I like Peter Cohan’s take on edX, the big collaboration between Harvard and MIT to put a bunch of college courses online:
So if pricing is a market signal, what message is the free edX sending out to consumers and suppliers of higher education? To answer that, it’s worth pointing out that there are many reasons that people apply to these top colleges – and among those reasons, free edX sends a signal that knowledge of an academic subject is nowhere near the top of the list of what is important to parents who are making the tuition payments.
What Harvard and MIT and the other globally-leading schools offer students are two priceless assets – branding and professional networks. Branding means that the most exclusive club in the world has decided that you have the magic combination of brains and personality that will result in exceptional career accomplishment. And their alumni networks occupy top positions in fields that matter to their students – thus providing students with access to opportunities they would not otherwise have.
As long as students who take edX are blocked from the branding and professional networks that their parents pay so dearly to obtain, such top schools have nothing to fear from giving away what the teachers are getting paid modestly to deliver.

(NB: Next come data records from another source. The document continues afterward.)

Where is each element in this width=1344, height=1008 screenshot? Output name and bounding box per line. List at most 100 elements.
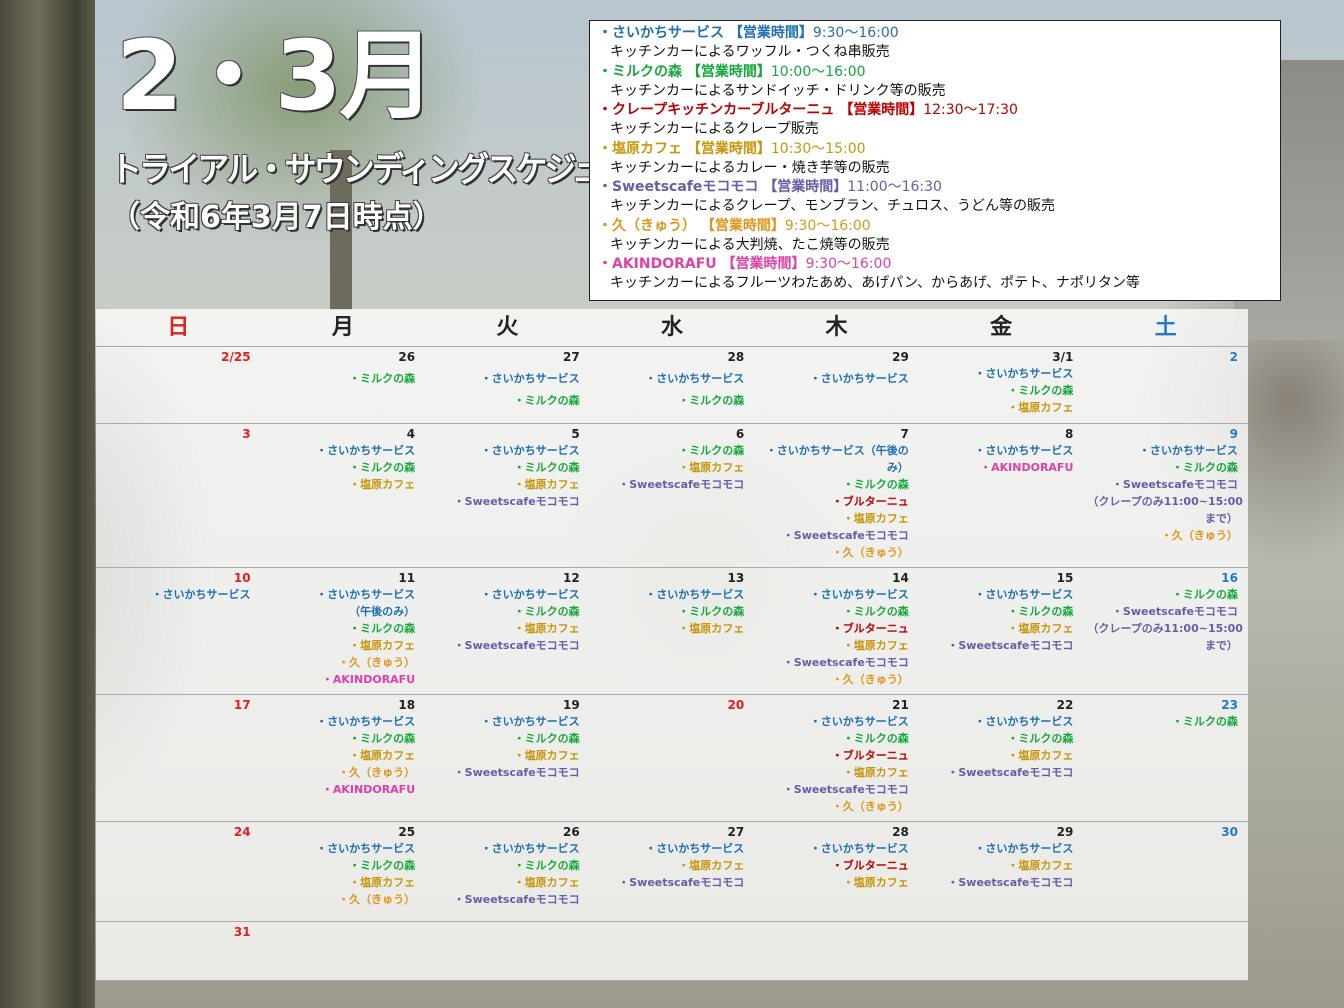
vendor-event: ・ブルターニュ (831, 859, 909, 872)
calendar-day-cell (425, 922, 590, 980)
vendor-event: ・ミルクの森 (678, 605, 745, 618)
vendor-event: ・Sweetscafeモコモコ (947, 639, 1074, 652)
vendor-event: ・塩原カフェ (678, 461, 745, 474)
legend-vendor-line: ・久（きゅう） 【営業時間】9:30〜16:00 (598, 217, 1272, 236)
calendar-day-cell: 28 ・さいかちサービス ・ミルクの森 (590, 347, 755, 423)
vendor-event: ・ミルクの森 (1007, 384, 1074, 397)
legend-vendor-line: ・さいかちサービス 【営業時間】9:30〜16:00 (598, 24, 1272, 43)
vendor-event: ・久（きゅう） (338, 656, 416, 669)
calendar-day-cell: 19 ・さいかちサービス ・ミルクの森 ・塩原カフェ ・Sweetscafeモコモコ (425, 695, 590, 821)
day-number: 28 (892, 825, 909, 839)
day-number: 5 (571, 427, 580, 441)
vendor-event: ・さいかちサービス (974, 588, 1074, 601)
legend-hours: 10:00〜16:00 (770, 63, 866, 80)
legend-vendor-name: ・Sweetscafeモコモコ (598, 179, 759, 195)
vendor-event: ・さいかちサービス (1138, 444, 1238, 457)
weekday-label: 水 (660, 315, 683, 340)
vendor-event: ・塩原カフェ (349, 749, 416, 762)
vendor-event: ・塩原カフェ (513, 876, 580, 889)
weekday-label: 金 (990, 315, 1013, 340)
calendar-week: 31 (96, 922, 1248, 981)
calendar-day-cell: 13 ・さいかちサービス ・ミルクの森 ・塩原カフェ (590, 568, 755, 694)
vendor-event: ・さいかちサービス (480, 372, 580, 385)
legend-hours: 9:30〜16:00 (784, 217, 871, 234)
legend-vendor-name: ・久（きゅう） (598, 217, 696, 234)
legend-hours-label: 【営業時間】 (696, 217, 785, 234)
vendor-event: ・ミルクの森 (349, 622, 416, 635)
legend-vendor-name: ・さいかちサービス (598, 25, 724, 41)
vendor-event: （クレープのみ11:00~15:00 (1087, 495, 1243, 508)
vendor-event: ・さいかちサービス (974, 842, 1074, 855)
day-number: 3/1 (1052, 350, 1074, 364)
calendar-day-cell: 29 ・さいかちサービス (754, 347, 919, 423)
page-title: 2・3月 (116, 20, 436, 132)
weekday-label: 日 (167, 315, 190, 340)
vendor-event: ・ブルターニュ (831, 749, 909, 762)
calendar-day-cell (754, 922, 919, 980)
vendor-event: まで） (1204, 512, 1238, 525)
vendor-event: ・さいかちサービス (645, 842, 745, 855)
vendor-event: ・塩原カフェ (842, 639, 909, 652)
vendor-event: ・さいかちサービス (974, 715, 1074, 728)
vendor-event: ・さいかちサービス (316, 444, 416, 457)
vendor-event: （クレープのみ11:00~15:00 (1087, 622, 1243, 635)
calendar-day-cell: 25 ・さいかちサービス ・ミルクの森 ・塩原カフェ ・久（きゅう） (261, 822, 426, 921)
legend-vendor-name: ・AKINDORAFU (598, 256, 717, 272)
calendar-day-cell: 16 ・ミルクの森 ・Sweetscafeモコモコ （クレープのみ11:00~15:0… (1083, 568, 1248, 694)
calendar-body: 2/25 26 ・ミルクの森 27 ・さいかちサービス ・ミルクの森 28 ・さいかちサービス… (96, 347, 1248, 981)
day-number: 3 (242, 427, 251, 441)
calendar-day-cell: 21 ・さいかちサービス ・ミルクの森 ・ブルターニュ ・塩原カフェ ・Sweetscaf… (754, 695, 919, 821)
calendar-day-cell (590, 922, 755, 980)
day-number: 29 (1056, 825, 1074, 839)
legend-vendor-line: ・Sweetscafeモコモコ 【営業時間】11:00〜16:30 (598, 178, 1272, 197)
vendor-event: ・ブルターニュ (831, 495, 909, 508)
legend-entry: ・さいかちサービス 【営業時間】9:30〜16:00 キッチンカーによるワッフル・… (598, 24, 1272, 63)
legend-description: キッチンカーによるクレープ、モンブラン、チュロス、うどん等の販売 (610, 198, 1056, 214)
calendar-day-cell: 4 ・さいかちサービス・ミルクの森 ・塩原カフェ (261, 424, 426, 567)
day-number: 12 (562, 571, 580, 585)
day-number: 7 (900, 427, 909, 441)
day-number: 11 (398, 571, 416, 585)
vendor-event: ・塩原カフェ (513, 478, 580, 491)
day-number: 29 (892, 350, 909, 364)
vendor-event: ・塩原カフェ (842, 512, 909, 525)
calendar-day-cell: 11 ・さいかちサービス （午後のみ） ・ミルクの森 ・塩原カフェ ・久（きゅう） ・AKI… (261, 568, 426, 694)
legend-hours-label: 【営業時間】 (834, 102, 924, 118)
calendar-day-cell: 27 ・さいかちサービス ・塩原カフェ ・Sweetscafeモコモコ (590, 822, 755, 921)
vendor-event: ・ミルクの森 (513, 605, 580, 618)
weekday-label: 火 (496, 315, 519, 340)
calendar-day-cell: 7 ・さいかちサービス（午後の み） ・ミルクの森 ・ブルターニュ ・塩原カフェ ・Swee… (754, 424, 919, 567)
page-subtitle: トライアル・サウンディングスケジュール (110, 150, 662, 190)
calendar-day-cell: 3 (96, 424, 261, 567)
calendar-day-cell: 27 ・さいかちサービス ・ミルクの森 (425, 347, 590, 423)
vendor-event: ・ミルクの森 (842, 478, 909, 491)
vendor-event: ・塩原カフェ (513, 749, 580, 762)
day-number: 2/25 (221, 350, 251, 364)
vendor-event: ・久（きゅう） (1160, 529, 1238, 542)
vendor-event: ・塩原カフェ (678, 622, 745, 635)
day-number: 25 (398, 825, 416, 839)
vendor-event: ・塩原カフェ (513, 622, 580, 635)
vendor-event: ・AKINDORAFU (980, 461, 1074, 474)
calendar-day-cell: 8 ・さいかちサービス ・AKINDORAFU (919, 424, 1084, 567)
vendor-event: ・ミルクの森 (1007, 732, 1074, 745)
calendar: 日月火水木金土 2/25 26 ・ミルクの森 27 ・さいかちサービス ・ミルクの森 28 ・… (96, 309, 1248, 981)
vendor-event: ・さいかちサービス (645, 588, 745, 601)
legend-vendor-line: ・クレープキッチンカーブルターニュ 【営業時間】12:30〜17:30 (598, 101, 1272, 120)
day-number: 6 (735, 427, 745, 441)
vendor-event: ・ミルクの森 (349, 461, 416, 474)
vendor-event: ・ミルクの森 (1171, 588, 1238, 601)
legend-description: キッチンカーによるワッフル・つくね串販売 (610, 44, 890, 60)
day-number: 15 (1056, 571, 1074, 585)
calendar-day-cell: 24 (96, 822, 261, 921)
calendar-day-cell (261, 922, 426, 980)
calendar-day-cell (919, 922, 1084, 980)
day-number: 27 (562, 350, 580, 364)
vendor-event: ・塩原カフェ (349, 478, 416, 491)
vendor-event: ・久（きゅう） (338, 893, 416, 906)
day-number: 4 (406, 427, 416, 441)
vendor-event: ・Sweetscafeモコモコ (1111, 478, 1238, 491)
vendor-legend: ・さいかちサービス 【営業時間】9:30〜16:00 キッチンカーによるワッフル・… (589, 20, 1281, 301)
calendar-day-cell: 26 ・さいかちサービス ・ミルクの森 ・塩原カフェ ・Sweetscafeモコモコ (425, 822, 590, 921)
calendar-week: 17 18 ・さいかちサービス ・ミルクの森 ・塩原カフェ ・久（きゅう） ・AKINDOR… (96, 695, 1248, 822)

Right. The vast majority of what college students learn could be learned differently and less expensively. College degrees exist in large part as a signalling mechanism to employers—”Oh, he completed four years at Harvard? He must have been smart to have gotten into and through such a difficult institution”—not to mention, in many circles at least, potential friends and romantic partners.
Of course, things get icky when you realize that class still plays a huge role in undergraduate admissions to the Harvards and Yales of the world (partially via their preference for legacy applicants). Or when you think about about grade inflation.
So the moral here is that the normal, non-college-attending folks can have all the free education they want. Until we think about what these credentials mean differently, this access to free learning isn’t going to have much of an impact on social mobility.